The "eCourt" project is dedicated to the design of practical implementations as well as scientific support. A court “laboratory”, for example, was opened at the University of Cologne in September 2021, in which technology for audio-visual documentation of the main hearing is being tested. In addition to the University of Cologne, the project partners are the German IT Court Conference (Deutscher EDV-Gerichtstag), the Cologne Lawyers' Association (Kölner Anwaltverein e.V.), and the Cologne Regional Court, ZAC NRW and Fujitsu, who is providing the technical solution and infrastructure. The ARCONTE recording system is also being tested by various moot court teams. In addition to audio-visual recording, an AI application can also be used to create an automatic transcript of the trial. Interestingly, in Spain, the system has already been used for years.

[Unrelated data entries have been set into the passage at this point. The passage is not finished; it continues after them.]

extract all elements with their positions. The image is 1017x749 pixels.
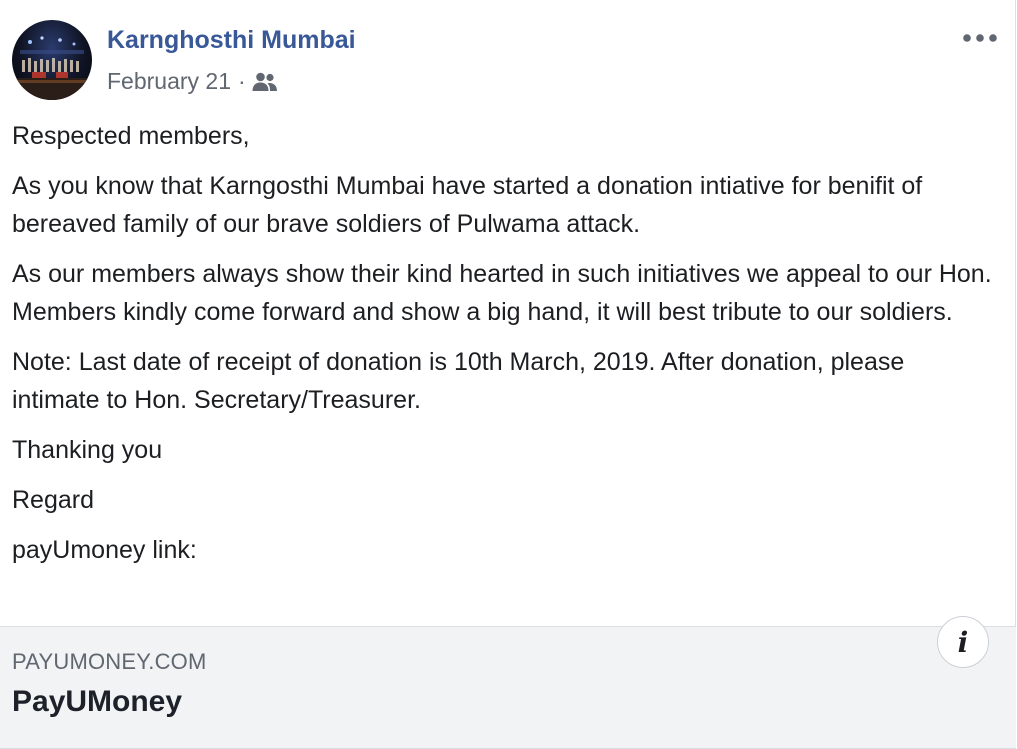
author-name[interactable]: Karnghosthi Mumbai — [107, 26, 356, 55]
post-meta: February 21 · — [107, 68, 278, 95]
link-title[interactable]: PayUMoney — [12, 685, 182, 719]
info-icon[interactable]: i — [937, 616, 989, 668]
group-members-icon[interactable] — [252, 71, 278, 93]
meta-separator: · — [238, 68, 246, 94]
facebook-post: Karnghosthi Mumbai February 21 · Respect… — [0, 0, 1016, 749]
post-paragraph: Thanking you — [12, 436, 163, 464]
link-domain: PAYUMONEY.COM — [12, 649, 207, 674]
post-paragraph: payUmoney link: — [12, 536, 197, 564]
more-options-icon — [963, 34, 997, 42]
post-header: Karnghosthi Mumbai February 21 · — [12, 20, 1002, 100]
post-paragraph: As you know that Karngosthi Mumbai have … — [12, 172, 923, 238]
more-options-button[interactable] — [960, 26, 1000, 50]
post-paragraph: Note: Last date of receipt of donation i… — [12, 348, 905, 414]
post-body: Respected members, As you know that Karn… — [12, 117, 992, 581]
post-paragraph: Regard — [12, 486, 94, 514]
post-paragraph: As our members always show their kind he… — [12, 260, 992, 326]
post-date[interactable]: February 21 — [107, 68, 231, 95]
link-preview-card[interactable]: PAYUMONEY.COM PayUMoney i — [0, 616, 1016, 749]
group-photo-icon — [12, 36, 92, 100]
post-paragraph: Respected members, — [12, 122, 250, 150]
avatar[interactable] — [12, 20, 92, 100]
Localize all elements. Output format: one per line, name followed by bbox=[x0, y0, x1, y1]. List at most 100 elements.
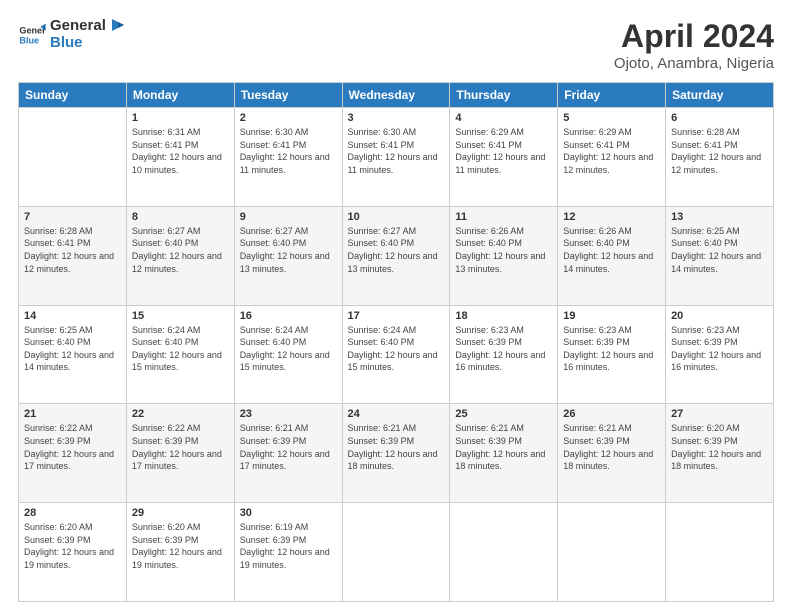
day-number: 28 bbox=[24, 507, 121, 519]
cell-week1-day6: 13 Sunrise: 6:25 AMSunset: 6:40 PMDayligh… bbox=[666, 206, 774, 305]
cell-week2-day0: 14 Sunrise: 6:25 AMSunset: 6:40 PMDayligh… bbox=[19, 305, 127, 404]
cell-week2-day1: 15Sunrise: 6:24 AMSunset: 6:40 PMDayligh… bbox=[126, 305, 234, 404]
cell-week3-day4: 25Sunrise: 6:21 AMSunset: 6:39 PMDayligh… bbox=[450, 404, 558, 503]
day-number: 5 bbox=[563, 112, 660, 124]
day-info: Sunrise: 6:23 AMSunset: 6:39 PMDaylight:… bbox=[671, 324, 768, 374]
day-info: Sunrise: 6:28 AMSunset: 6:41 PMDaylight:… bbox=[24, 225, 121, 275]
header-sunday: Sunday bbox=[19, 83, 127, 108]
day-info: Sunrise: 6:21 AMSunset: 6:39 PMDaylight:… bbox=[348, 422, 445, 472]
title-block: April 2024 Ojoto, Anambra, Nigeria bbox=[614, 18, 774, 72]
cell-week3-day5: 26 Sunrise: 6:21 AMSunset: 6:39 PMDayligh… bbox=[558, 404, 666, 503]
day-info: Sunrise: 6:24 AMSunset: 6:40 PMDaylight:… bbox=[240, 324, 337, 374]
day-number: 4 bbox=[455, 112, 552, 124]
day-info: Sunrise: 6:21 AMSunset: 6:39 PMDaylight:… bbox=[240, 422, 337, 472]
day-info: Sunrise: 6:24 AMSunset: 6:40 PMDaylight:… bbox=[348, 324, 445, 374]
day-info: Sunrise: 6:20 AMSunset: 6:39 PMDaylight:… bbox=[24, 521, 121, 571]
cell-week1-day0: 7 Sunrise: 6:28 AMSunset: 6:41 PMDaylight… bbox=[19, 206, 127, 305]
cell-week0-day0 bbox=[19, 108, 127, 207]
cell-week2-day6: 20 Sunrise: 6:23 AMSunset: 6:39 PMDayligh… bbox=[666, 305, 774, 404]
day-info: Sunrise: 6:29 AMSunset: 6:41 PMDaylight:… bbox=[455, 126, 552, 176]
cell-week3-day0: 21 Sunrise: 6:22 AMSunset: 6:39 PMDayligh… bbox=[19, 404, 127, 503]
cell-week4-day1: 29 Sunrise: 6:20 AMSunset: 6:39 PMDayligh… bbox=[126, 503, 234, 602]
day-number: 14 bbox=[24, 310, 121, 322]
cell-week3-day1: 22 Sunrise: 6:22 AMSunset: 6:39 PMDayligh… bbox=[126, 404, 234, 503]
day-number: 18 bbox=[455, 310, 552, 322]
cell-week4-day4 bbox=[450, 503, 558, 602]
week-row-4: 28 Sunrise: 6:20 AMSunset: 6:39 PMDayligh… bbox=[19, 503, 774, 602]
cell-week0-day1: 1 Sunrise: 6:31 AMSunset: 6:41 PMDaylight… bbox=[126, 108, 234, 207]
cell-week3-day2: 23 Sunrise: 6:21 AMSunset: 6:39 PMDayligh… bbox=[234, 404, 342, 503]
day-number: 19 bbox=[563, 310, 660, 322]
day-number: 8 bbox=[132, 211, 229, 223]
cell-week0-day2: 2 Sunrise: 6:30 AMSunset: 6:41 PMDaylight… bbox=[234, 108, 342, 207]
day-info: Sunrise: 6:22 AMSunset: 6:39 PMDaylight:… bbox=[132, 422, 229, 472]
cell-week4-day2: 30 Sunrise: 6:19 AMSunset: 6:39 PMDayligh… bbox=[234, 503, 342, 602]
cell-week2-day4: 18 Sunrise: 6:23 AMSunset: 6:39 PMDayligh… bbox=[450, 305, 558, 404]
header-tuesday: Tuesday bbox=[234, 83, 342, 108]
day-number: 13 bbox=[671, 211, 768, 223]
day-info: Sunrise: 6:25 AMSunset: 6:40 PMDaylight:… bbox=[671, 225, 768, 275]
day-info: Sunrise: 6:20 AMSunset: 6:39 PMDaylight:… bbox=[671, 422, 768, 472]
page: General Blue General Blue April 2024 Ojo… bbox=[0, 0, 792, 612]
day-number: 2 bbox=[240, 112, 337, 124]
day-number: 24 bbox=[348, 408, 445, 420]
main-title: April 2024 bbox=[614, 18, 774, 55]
svg-text:Blue: Blue bbox=[19, 35, 39, 45]
day-info: Sunrise: 6:27 AMSunset: 6:40 PMDaylight:… bbox=[348, 225, 445, 275]
day-number: 23 bbox=[240, 408, 337, 420]
cell-week0-day5: 5Sunrise: 6:29 AMSunset: 6:41 PMDaylight… bbox=[558, 108, 666, 207]
day-info: Sunrise: 6:27 AMSunset: 6:40 PMDaylight:… bbox=[132, 225, 229, 275]
day-number: 26 bbox=[563, 408, 660, 420]
cell-week4-day0: 28 Sunrise: 6:20 AMSunset: 6:39 PMDayligh… bbox=[19, 503, 127, 602]
logo-blue: Blue bbox=[50, 35, 106, 52]
cell-week2-day3: 17Sunrise: 6:24 AMSunset: 6:40 PMDayligh… bbox=[342, 305, 450, 404]
day-info: Sunrise: 6:23 AMSunset: 6:39 PMDaylight:… bbox=[455, 324, 552, 374]
cell-week0-day3: 3Sunrise: 6:30 AMSunset: 6:41 PMDaylight… bbox=[342, 108, 450, 207]
cell-week0-day6: 6Sunrise: 6:28 AMSunset: 6:41 PMDaylight… bbox=[666, 108, 774, 207]
day-number: 15 bbox=[132, 310, 229, 322]
cell-week4-day3 bbox=[342, 503, 450, 602]
day-number: 21 bbox=[24, 408, 121, 420]
week-row-0: 1 Sunrise: 6:31 AMSunset: 6:41 PMDaylight… bbox=[19, 108, 774, 207]
day-info: Sunrise: 6:22 AMSunset: 6:39 PMDaylight:… bbox=[24, 422, 121, 472]
header-thursday: Thursday bbox=[450, 83, 558, 108]
day-number: 16 bbox=[240, 310, 337, 322]
logo-flag-icon bbox=[102, 17, 124, 39]
day-number: 11 bbox=[455, 211, 552, 223]
cell-week1-day3: 10Sunrise: 6:27 AMSunset: 6:40 PMDayligh… bbox=[342, 206, 450, 305]
day-info: Sunrise: 6:20 AMSunset: 6:39 PMDaylight:… bbox=[132, 521, 229, 571]
cell-week3-day3: 24 Sunrise: 6:21 AMSunset: 6:39 PMDayligh… bbox=[342, 404, 450, 503]
logo-icon: General Blue bbox=[18, 21, 46, 49]
day-number: 7 bbox=[24, 211, 121, 223]
day-number: 1 bbox=[132, 112, 229, 124]
logo-general: General bbox=[50, 18, 106, 35]
day-info: Sunrise: 6:31 AMSunset: 6:41 PMDaylight:… bbox=[132, 126, 229, 176]
cell-week2-day5: 19Sunrise: 6:23 AMSunset: 6:39 PMDayligh… bbox=[558, 305, 666, 404]
week-row-1: 7 Sunrise: 6:28 AMSunset: 6:41 PMDaylight… bbox=[19, 206, 774, 305]
day-info: Sunrise: 6:25 AMSunset: 6:40 PMDaylight:… bbox=[24, 324, 121, 374]
cell-week3-day6: 27 Sunrise: 6:20 AMSunset: 6:39 PMDayligh… bbox=[666, 404, 774, 503]
day-number: 12 bbox=[563, 211, 660, 223]
day-number: 30 bbox=[240, 507, 337, 519]
week-row-2: 14 Sunrise: 6:25 AMSunset: 6:40 PMDayligh… bbox=[19, 305, 774, 404]
day-number: 29 bbox=[132, 507, 229, 519]
day-info: Sunrise: 6:21 AMSunset: 6:39 PMDaylight:… bbox=[563, 422, 660, 472]
calendar-table: Sunday Monday Tuesday Wednesday Thursday… bbox=[18, 82, 774, 602]
day-info: Sunrise: 6:28 AMSunset: 6:41 PMDaylight:… bbox=[671, 126, 768, 176]
header-friday: Friday bbox=[558, 83, 666, 108]
day-info: Sunrise: 6:19 AMSunset: 6:39 PMDaylight:… bbox=[240, 521, 337, 571]
day-number: 9 bbox=[240, 211, 337, 223]
day-info: Sunrise: 6:30 AMSunset: 6:41 PMDaylight:… bbox=[240, 126, 337, 176]
header-wednesday: Wednesday bbox=[342, 83, 450, 108]
day-number: 27 bbox=[671, 408, 768, 420]
cell-week0-day4: 4 Sunrise: 6:29 AMSunset: 6:41 PMDaylight… bbox=[450, 108, 558, 207]
header-monday: Monday bbox=[126, 83, 234, 108]
logo: General Blue General Blue bbox=[18, 18, 124, 51]
cell-week1-day2: 9Sunrise: 6:27 AMSunset: 6:40 PMDaylight… bbox=[234, 206, 342, 305]
cell-week1-day1: 8 Sunrise: 6:27 AMSunset: 6:40 PMDaylight… bbox=[126, 206, 234, 305]
cell-week1-day5: 12Sunrise: 6:26 AMSunset: 6:40 PMDayligh… bbox=[558, 206, 666, 305]
day-number: 22 bbox=[132, 408, 229, 420]
day-number: 20 bbox=[671, 310, 768, 322]
cell-week2-day2: 16 Sunrise: 6:24 AMSunset: 6:40 PMDayligh… bbox=[234, 305, 342, 404]
header: General Blue General Blue April 2024 Ojo… bbox=[18, 18, 774, 72]
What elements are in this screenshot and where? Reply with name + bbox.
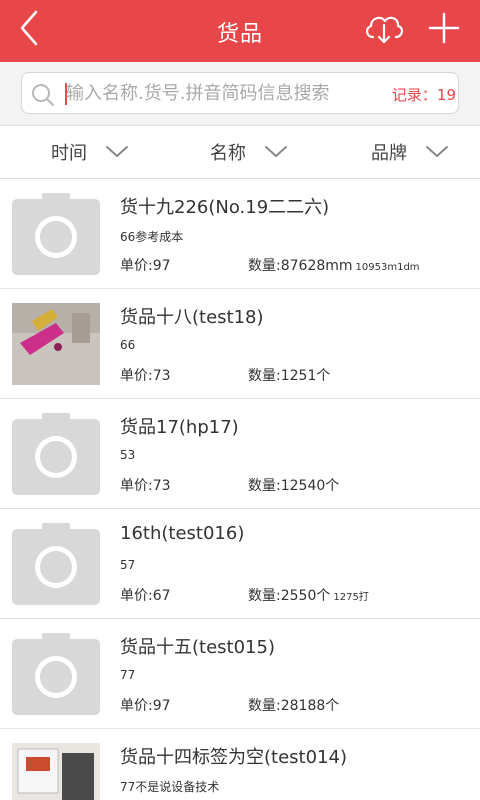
item-price: 单价:73 bbox=[120, 368, 171, 384]
item-quantity-main: 数量:28188个 bbox=[248, 698, 340, 714]
item-price: 单价:67 bbox=[120, 588, 171, 604]
item-name: 货品十四标签为空(test014) bbox=[120, 747, 347, 768]
item-note: 66 bbox=[120, 338, 136, 352]
top-bar: 货品 bbox=[0, 0, 480, 62]
list-item[interactable]: 货品17(hp17) 53 单价:73 数量:12540个 bbox=[0, 399, 480, 509]
filter-name[interactable]: 名称 bbox=[210, 126, 288, 178]
page-title: 货品 bbox=[216, 22, 263, 47]
item-price: 单价:97 bbox=[120, 698, 171, 714]
item-note: 66参考成本 bbox=[120, 230, 184, 244]
list-item[interactable]: 货品十五(test015) 77 单价:97 数量:28188个 bbox=[0, 619, 480, 729]
product-list: 货十九226(No.19二二六) 66参考成本 单价:97 数量:87628mm… bbox=[0, 179, 480, 800]
record-count: 记录：19 bbox=[391, 86, 456, 104]
filter-time[interactable]: 时间 bbox=[51, 126, 129, 178]
item-note: 77 bbox=[120, 668, 136, 682]
list-item[interactable]: 货品十八(test18) 66 单价:73 数量:1251个 bbox=[0, 289, 480, 399]
item-name: 16th(test016) bbox=[120, 523, 245, 544]
item-quantity-sub: 1275打 bbox=[333, 592, 369, 603]
item-name: 货品17(hp17) bbox=[120, 417, 239, 438]
search-box[interactable]: 记录：19 bbox=[21, 72, 459, 114]
product-photo bbox=[12, 743, 100, 800]
camera-placeholder-icon bbox=[12, 633, 100, 715]
item-note: 77不是说设备技术 bbox=[120, 780, 220, 794]
camera-placeholder-icon bbox=[12, 413, 100, 495]
list-item[interactable]: 16th(test016) 57 单价:67 数量:2550个 1275打 bbox=[0, 509, 480, 619]
search-input[interactable] bbox=[66, 77, 376, 109]
item-quantity-main: 数量:12540个 bbox=[248, 478, 340, 494]
filter-brand-label: 品牌 bbox=[371, 143, 407, 164]
chevron-down-icon bbox=[265, 146, 287, 157]
item-quantity-main: 数量:87628mm bbox=[248, 258, 353, 274]
chevron-down-icon bbox=[106, 146, 128, 157]
item-quantity: 数量:28188个 bbox=[248, 695, 342, 715]
item-quantity-main: 数量:1251个 bbox=[248, 368, 331, 384]
item-quantity: 数量:2550个 1275打 bbox=[248, 585, 369, 605]
camera-placeholder-icon bbox=[12, 523, 100, 605]
filter-brand[interactable]: 品牌 bbox=[371, 126, 449, 178]
filter-bar: 时间 名称 品牌 bbox=[0, 126, 480, 179]
item-price: 单价:73 bbox=[120, 478, 171, 494]
item-quantity-main: 数量:2550个 bbox=[248, 588, 331, 604]
item-note: 53 bbox=[120, 448, 136, 462]
list-item[interactable]: 货品十四标签为空(test014) 77不是说设备技术 bbox=[0, 729, 480, 800]
item-name: 货品十八(test18) bbox=[120, 307, 264, 328]
item-quantity: 数量:87628mm 10953m1dm bbox=[248, 255, 420, 275]
item-quantity-sub: 10953m1dm bbox=[355, 262, 420, 273]
item-price: 单价:97 bbox=[120, 258, 171, 274]
list-item[interactable]: 货十九226(No.19二二六) 66参考成本 单价:97 数量:87628mm… bbox=[0, 179, 480, 289]
plus-icon[interactable] bbox=[424, 8, 464, 48]
search-icon bbox=[32, 84, 54, 106]
item-quantity: 数量:12540个 bbox=[248, 475, 342, 495]
item-note: 57 bbox=[120, 558, 136, 572]
item-name: 货品十五(test015) bbox=[120, 637, 275, 658]
camera-placeholder-icon bbox=[12, 193, 100, 275]
item-name: 货十九226(No.19二二六) bbox=[120, 197, 330, 218]
chevron-down-icon bbox=[426, 146, 448, 157]
product-photo bbox=[12, 303, 100, 385]
cloud-download-icon[interactable] bbox=[362, 8, 406, 48]
filter-time-label: 时间 bbox=[51, 143, 87, 164]
filter-name-label: 名称 bbox=[210, 143, 246, 164]
search-bar: 记录：19 bbox=[0, 62, 480, 126]
item-quantity: 数量:1251个 bbox=[248, 365, 333, 385]
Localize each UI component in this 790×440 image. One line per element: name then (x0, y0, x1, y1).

In addition to the Ministry of Justice, the Interior Ministry of NRW is also engaged in the field of digitalisation in criminal proceedings. In an interview with the people responsible for the project at the Criminal Police Office (LKA) NRW, we were provided with information about online interrogations that are implemented as part of the "Initiative ProK". At least one fifth of the NRW police stations are now equipped with the corresponding hardware and software to hold virtual interrogations. This is of considerable importance, because although the StPO (§58b and §136) allows for judicial, prosecutorial and/or police interrogations of witnesses and accused persons (in the preliminary proceedings) to be conducted virtually, the (especially judicial) practice seems to lag behind the practical (actual) possibilities. From the point of view of the "Initiative ProK", virtual (online) questioning will become even more important, especially for detainees: meetings in which defence lawyers or interpreters are also connected likewise seem practically feasible. The possibility to bring in better qualified interpreters for rare languages/dialects by way of video conferencing in particular illustrates that there are overlaps between the realisation of the rights of the accused and the defence (under the conditions of digitalisation) on the one hand and state concerns on the other (procedural economy; determination of the truth). The project is under constant evaluation and further development. So far, virtual interrogation is mainly used in cases of less serious crimes and in follow-up interrogations. The interrogator decides at their own discretion whether online interrogation is appropriate and depending on the consent of the person to be interrogated.


Our previous contacts with practitioners have already provided us with invaluable insights that will inform our joint project. We will continue to seek, maintain and deepen contact with practitioners.